Now his parents are seeking to turn their heartache into a windfall. In their provocative new book, “Giving Birth to ‘Boy A’,” they attempt to explain how an ordinary salaryman and his wife came to raise the most notorious teenage killer in Japanese history. (The title was chosen to protect the offender’s family, in accordance with Japanese law; the authors are listed only as “The Parents of Boy A.”) Launched in April by the prestigious publisher Bungeishunju, the book has sold nearly half a million copies and has dominated best-seller lists all over the country. It has also triggered a Japanese version of the “do we really know our kids?” hysteria that has swept America since 15 people died in April at Colorado’s Columbine High School. The authors have received about 400 letters, mostly from women readers “in their late 30s or early 40s,” says publisher Takashi Fujisawa, who “wanted to know why the murders happened, what his family background was like and details of the parent-child relationship.”

When Boy A’s case broke two years ago, it shattered the myth of Japan as a nation of well-adjusted, nonviolent kids. His killing spree focused attention on an alarming upsurge in youth crime. Most disturbing for a country with the lowest crime rate of any industrialized nation: a huge spike in violent juvenile crime, including rape, assault and murder. The bulk of those crimes were committed by “normal” kids from “average” families with no prior behavioral problems. Experts blame Japan’s rigorous test-based education system for a growing sense of alienation among many young Japanese. The rise of two-income households where both parents work has left more children unsupervised and isolated. “Japanese children have changed so drastically during the last decade,” says Ryoichi Kawakami, a veteran junior-high-school teacher. “They cannot relate well to other people. We really don’t know them anymore.”

In “Giving Birth,” Boy A’s parents combine accounts of their eldest son’s childhood with descriptions of the period following his arrest. Perhaps the most remarkable thing about the family is how utterly unremarkable it is: Dad works too hard as a salaryman, Mom is loving but overbearing. Boy A is a quiet, sensitive boy who once begged his mother not to crush cockroaches in the kitchen. But apparently he acted quite differently at school, remarking that human lives were no different from those of cockroaches and creating bizarre monsters out of clay. “I didn’t know my own son until the incident,” Boy A’s mother writes. “I am so ashamed of myself, but I honestly didn’t know.”

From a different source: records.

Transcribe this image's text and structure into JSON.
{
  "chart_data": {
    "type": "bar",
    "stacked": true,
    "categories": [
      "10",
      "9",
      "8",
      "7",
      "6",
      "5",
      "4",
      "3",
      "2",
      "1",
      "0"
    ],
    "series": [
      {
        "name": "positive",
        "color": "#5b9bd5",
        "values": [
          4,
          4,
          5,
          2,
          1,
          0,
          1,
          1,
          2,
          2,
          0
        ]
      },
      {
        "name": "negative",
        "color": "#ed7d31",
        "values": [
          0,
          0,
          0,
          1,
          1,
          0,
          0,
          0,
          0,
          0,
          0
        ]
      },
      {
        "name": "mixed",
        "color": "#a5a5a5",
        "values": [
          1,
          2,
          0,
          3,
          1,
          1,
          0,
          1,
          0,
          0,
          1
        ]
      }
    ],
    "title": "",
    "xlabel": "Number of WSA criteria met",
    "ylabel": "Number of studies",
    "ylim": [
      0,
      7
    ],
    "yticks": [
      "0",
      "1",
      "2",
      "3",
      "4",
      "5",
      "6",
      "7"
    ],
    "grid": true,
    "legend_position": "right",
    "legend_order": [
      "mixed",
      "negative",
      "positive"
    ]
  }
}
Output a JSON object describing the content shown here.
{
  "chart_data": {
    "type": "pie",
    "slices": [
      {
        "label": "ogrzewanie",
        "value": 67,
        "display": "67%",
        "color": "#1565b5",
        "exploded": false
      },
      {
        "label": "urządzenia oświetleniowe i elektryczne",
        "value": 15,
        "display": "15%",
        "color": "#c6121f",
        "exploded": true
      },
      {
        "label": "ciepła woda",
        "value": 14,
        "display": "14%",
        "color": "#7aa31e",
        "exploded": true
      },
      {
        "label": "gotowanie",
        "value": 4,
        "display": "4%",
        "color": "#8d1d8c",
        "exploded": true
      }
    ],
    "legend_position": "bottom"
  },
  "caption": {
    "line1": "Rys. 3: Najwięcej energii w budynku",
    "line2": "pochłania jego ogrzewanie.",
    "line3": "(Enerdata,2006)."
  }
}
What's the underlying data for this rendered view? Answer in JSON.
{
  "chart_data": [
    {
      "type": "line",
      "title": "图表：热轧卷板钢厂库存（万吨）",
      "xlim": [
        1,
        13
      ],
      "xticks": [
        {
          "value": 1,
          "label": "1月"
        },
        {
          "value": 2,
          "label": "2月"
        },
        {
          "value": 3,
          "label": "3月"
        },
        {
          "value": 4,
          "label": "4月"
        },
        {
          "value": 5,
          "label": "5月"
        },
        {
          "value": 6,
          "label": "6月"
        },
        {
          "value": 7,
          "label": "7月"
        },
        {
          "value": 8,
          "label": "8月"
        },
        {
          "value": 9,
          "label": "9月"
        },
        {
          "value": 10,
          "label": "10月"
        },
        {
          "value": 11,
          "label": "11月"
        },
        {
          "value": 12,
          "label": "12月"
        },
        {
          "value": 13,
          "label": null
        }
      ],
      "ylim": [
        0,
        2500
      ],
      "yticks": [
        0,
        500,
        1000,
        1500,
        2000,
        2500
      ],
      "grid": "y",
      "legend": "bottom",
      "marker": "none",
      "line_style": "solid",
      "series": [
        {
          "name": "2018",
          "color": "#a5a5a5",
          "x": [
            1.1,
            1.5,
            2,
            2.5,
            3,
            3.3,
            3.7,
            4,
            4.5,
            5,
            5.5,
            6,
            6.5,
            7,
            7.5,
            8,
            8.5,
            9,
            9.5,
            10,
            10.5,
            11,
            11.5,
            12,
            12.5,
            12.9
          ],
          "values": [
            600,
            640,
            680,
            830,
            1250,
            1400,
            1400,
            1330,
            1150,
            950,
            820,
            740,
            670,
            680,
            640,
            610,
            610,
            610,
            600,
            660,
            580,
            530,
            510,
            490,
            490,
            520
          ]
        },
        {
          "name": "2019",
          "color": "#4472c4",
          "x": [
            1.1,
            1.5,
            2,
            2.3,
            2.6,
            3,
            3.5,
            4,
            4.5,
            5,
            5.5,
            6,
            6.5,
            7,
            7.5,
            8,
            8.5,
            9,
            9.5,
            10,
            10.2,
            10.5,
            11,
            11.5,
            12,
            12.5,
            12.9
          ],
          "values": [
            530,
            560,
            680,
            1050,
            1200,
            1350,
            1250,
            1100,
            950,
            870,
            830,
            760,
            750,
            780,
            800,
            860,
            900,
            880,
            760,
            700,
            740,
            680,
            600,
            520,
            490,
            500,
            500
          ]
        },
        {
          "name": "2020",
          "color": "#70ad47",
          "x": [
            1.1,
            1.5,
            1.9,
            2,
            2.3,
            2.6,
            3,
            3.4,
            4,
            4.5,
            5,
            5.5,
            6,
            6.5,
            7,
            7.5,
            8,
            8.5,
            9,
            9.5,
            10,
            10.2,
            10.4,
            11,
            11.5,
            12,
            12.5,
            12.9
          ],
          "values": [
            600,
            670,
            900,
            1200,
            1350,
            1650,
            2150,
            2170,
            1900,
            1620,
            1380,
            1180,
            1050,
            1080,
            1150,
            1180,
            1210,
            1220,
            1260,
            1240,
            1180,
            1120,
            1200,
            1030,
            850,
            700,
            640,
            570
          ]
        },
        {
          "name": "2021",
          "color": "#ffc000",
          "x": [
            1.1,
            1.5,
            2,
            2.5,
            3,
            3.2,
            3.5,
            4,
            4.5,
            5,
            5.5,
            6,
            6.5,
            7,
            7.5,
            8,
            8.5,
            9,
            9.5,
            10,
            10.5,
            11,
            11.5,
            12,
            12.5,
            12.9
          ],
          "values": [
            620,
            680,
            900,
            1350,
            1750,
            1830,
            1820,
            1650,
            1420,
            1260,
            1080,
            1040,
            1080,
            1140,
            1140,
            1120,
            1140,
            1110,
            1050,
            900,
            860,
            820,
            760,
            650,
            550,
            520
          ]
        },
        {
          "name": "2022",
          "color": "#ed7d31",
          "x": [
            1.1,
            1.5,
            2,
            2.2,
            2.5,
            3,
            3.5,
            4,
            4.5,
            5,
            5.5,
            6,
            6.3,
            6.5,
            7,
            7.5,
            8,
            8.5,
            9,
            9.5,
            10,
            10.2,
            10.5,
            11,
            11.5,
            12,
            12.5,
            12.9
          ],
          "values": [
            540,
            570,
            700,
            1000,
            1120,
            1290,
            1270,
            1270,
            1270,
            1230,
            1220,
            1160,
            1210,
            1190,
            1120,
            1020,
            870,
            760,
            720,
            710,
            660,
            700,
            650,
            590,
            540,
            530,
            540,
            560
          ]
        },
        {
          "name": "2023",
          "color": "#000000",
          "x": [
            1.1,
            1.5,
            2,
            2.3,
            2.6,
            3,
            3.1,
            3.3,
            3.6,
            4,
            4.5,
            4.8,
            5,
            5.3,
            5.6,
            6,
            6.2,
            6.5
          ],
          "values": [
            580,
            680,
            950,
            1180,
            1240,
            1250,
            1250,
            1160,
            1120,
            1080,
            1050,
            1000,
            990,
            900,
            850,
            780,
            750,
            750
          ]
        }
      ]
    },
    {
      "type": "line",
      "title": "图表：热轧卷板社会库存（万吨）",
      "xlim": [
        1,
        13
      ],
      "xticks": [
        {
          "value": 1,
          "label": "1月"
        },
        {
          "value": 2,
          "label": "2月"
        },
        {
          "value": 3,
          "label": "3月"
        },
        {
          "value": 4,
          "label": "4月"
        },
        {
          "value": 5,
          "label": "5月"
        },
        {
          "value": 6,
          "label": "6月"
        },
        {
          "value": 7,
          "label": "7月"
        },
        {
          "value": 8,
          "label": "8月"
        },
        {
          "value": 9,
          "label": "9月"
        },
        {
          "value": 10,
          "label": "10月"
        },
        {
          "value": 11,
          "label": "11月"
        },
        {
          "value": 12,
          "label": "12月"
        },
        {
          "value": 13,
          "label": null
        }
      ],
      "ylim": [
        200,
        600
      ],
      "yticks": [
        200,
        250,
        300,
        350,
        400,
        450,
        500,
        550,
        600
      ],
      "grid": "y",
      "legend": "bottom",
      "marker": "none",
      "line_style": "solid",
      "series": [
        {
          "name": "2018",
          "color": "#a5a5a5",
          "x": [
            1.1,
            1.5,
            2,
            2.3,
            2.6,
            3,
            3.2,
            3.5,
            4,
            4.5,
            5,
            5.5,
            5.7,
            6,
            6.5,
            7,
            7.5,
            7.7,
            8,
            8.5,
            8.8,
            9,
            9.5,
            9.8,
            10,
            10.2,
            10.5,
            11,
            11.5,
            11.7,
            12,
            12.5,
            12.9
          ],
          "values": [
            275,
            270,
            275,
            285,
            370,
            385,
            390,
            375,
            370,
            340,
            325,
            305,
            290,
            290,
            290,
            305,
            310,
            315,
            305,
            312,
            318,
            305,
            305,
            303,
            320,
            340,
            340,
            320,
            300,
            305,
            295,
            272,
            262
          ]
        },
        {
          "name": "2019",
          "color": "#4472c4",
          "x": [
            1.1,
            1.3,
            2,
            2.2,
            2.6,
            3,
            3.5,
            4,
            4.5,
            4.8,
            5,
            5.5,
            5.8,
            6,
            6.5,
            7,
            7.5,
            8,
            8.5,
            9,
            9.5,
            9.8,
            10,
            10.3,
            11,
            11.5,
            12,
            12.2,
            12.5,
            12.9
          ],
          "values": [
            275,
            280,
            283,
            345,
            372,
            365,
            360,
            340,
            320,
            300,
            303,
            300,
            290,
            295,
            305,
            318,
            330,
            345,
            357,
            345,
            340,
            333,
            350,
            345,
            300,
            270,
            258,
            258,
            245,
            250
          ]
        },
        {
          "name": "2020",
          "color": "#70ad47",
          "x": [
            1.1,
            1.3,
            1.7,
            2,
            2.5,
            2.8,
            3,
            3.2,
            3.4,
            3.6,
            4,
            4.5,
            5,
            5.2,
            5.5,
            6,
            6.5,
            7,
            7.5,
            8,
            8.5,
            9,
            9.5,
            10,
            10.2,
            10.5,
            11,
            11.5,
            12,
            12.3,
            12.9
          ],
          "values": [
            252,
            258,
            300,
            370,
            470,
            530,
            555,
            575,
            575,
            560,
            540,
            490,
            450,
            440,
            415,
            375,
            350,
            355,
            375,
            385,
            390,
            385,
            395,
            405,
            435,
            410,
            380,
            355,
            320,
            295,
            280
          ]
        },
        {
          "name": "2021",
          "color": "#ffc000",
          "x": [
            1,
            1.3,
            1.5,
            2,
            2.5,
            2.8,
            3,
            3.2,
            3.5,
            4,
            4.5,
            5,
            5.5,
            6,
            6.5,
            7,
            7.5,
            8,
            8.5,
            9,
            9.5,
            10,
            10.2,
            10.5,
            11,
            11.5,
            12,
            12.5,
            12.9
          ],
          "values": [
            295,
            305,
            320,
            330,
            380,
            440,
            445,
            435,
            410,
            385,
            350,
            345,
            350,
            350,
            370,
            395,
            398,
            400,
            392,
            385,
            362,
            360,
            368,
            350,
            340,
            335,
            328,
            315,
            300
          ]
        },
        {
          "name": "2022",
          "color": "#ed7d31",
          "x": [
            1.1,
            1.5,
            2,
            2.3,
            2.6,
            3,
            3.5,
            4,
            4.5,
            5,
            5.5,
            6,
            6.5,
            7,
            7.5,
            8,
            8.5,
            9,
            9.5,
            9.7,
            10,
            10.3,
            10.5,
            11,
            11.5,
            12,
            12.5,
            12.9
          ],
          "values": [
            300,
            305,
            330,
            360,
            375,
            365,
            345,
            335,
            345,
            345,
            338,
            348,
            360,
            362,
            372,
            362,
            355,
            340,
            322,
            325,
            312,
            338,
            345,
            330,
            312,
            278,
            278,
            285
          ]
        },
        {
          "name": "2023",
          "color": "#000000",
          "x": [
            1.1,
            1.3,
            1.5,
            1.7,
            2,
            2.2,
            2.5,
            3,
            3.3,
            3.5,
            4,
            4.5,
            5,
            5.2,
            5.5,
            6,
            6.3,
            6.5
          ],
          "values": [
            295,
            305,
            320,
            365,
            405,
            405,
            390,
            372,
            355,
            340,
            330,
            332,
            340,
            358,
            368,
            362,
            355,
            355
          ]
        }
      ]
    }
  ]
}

Many critics find that hard to believe. Some reviews of the book have portrayed its authors as tuned-out parents who missed blatant warning signs. At one point Mom laments the lack of obvious antisocial behavior in her son “like dying hair, body piercing or joining a motorcycle gang.” But she admits she failed to register his penchant for shoplifting thermometers, from which he extracted mercury to poison cats. Until police raided their home, the book claims, Dad didn’t realize that Boy A’s room had a passage to the attic, where he hid the second victim’s severed head. Police also found a sake jar full of cat tongues in his room. “My impression [of the mother] was that she tried to look away,” says Yoko Kurahashi, a 46-year-old writer and mother. “She saw him the way she wanted him to be.”

The book is full of apologies. Boy A’s parents say they decided to publish their account in response to the widespread demand for more knowledge of their son and his childhood. They plan to use all royalties to pay off damages to the families of their son’s victims. But for the father of Jun Hase, the 11-year-old Boy A beheaded, no amount of money will ever be enough. “[My son] Jun’s soul won’t be saved with this book,” he wrote in the Weekly Shincho in May. “It contains nothing but excuses and evasions full of ‘We didn’t know’ and ‘We didn’t notice’.” But thanks largely to the book, most Japanese parents have their eyes open now.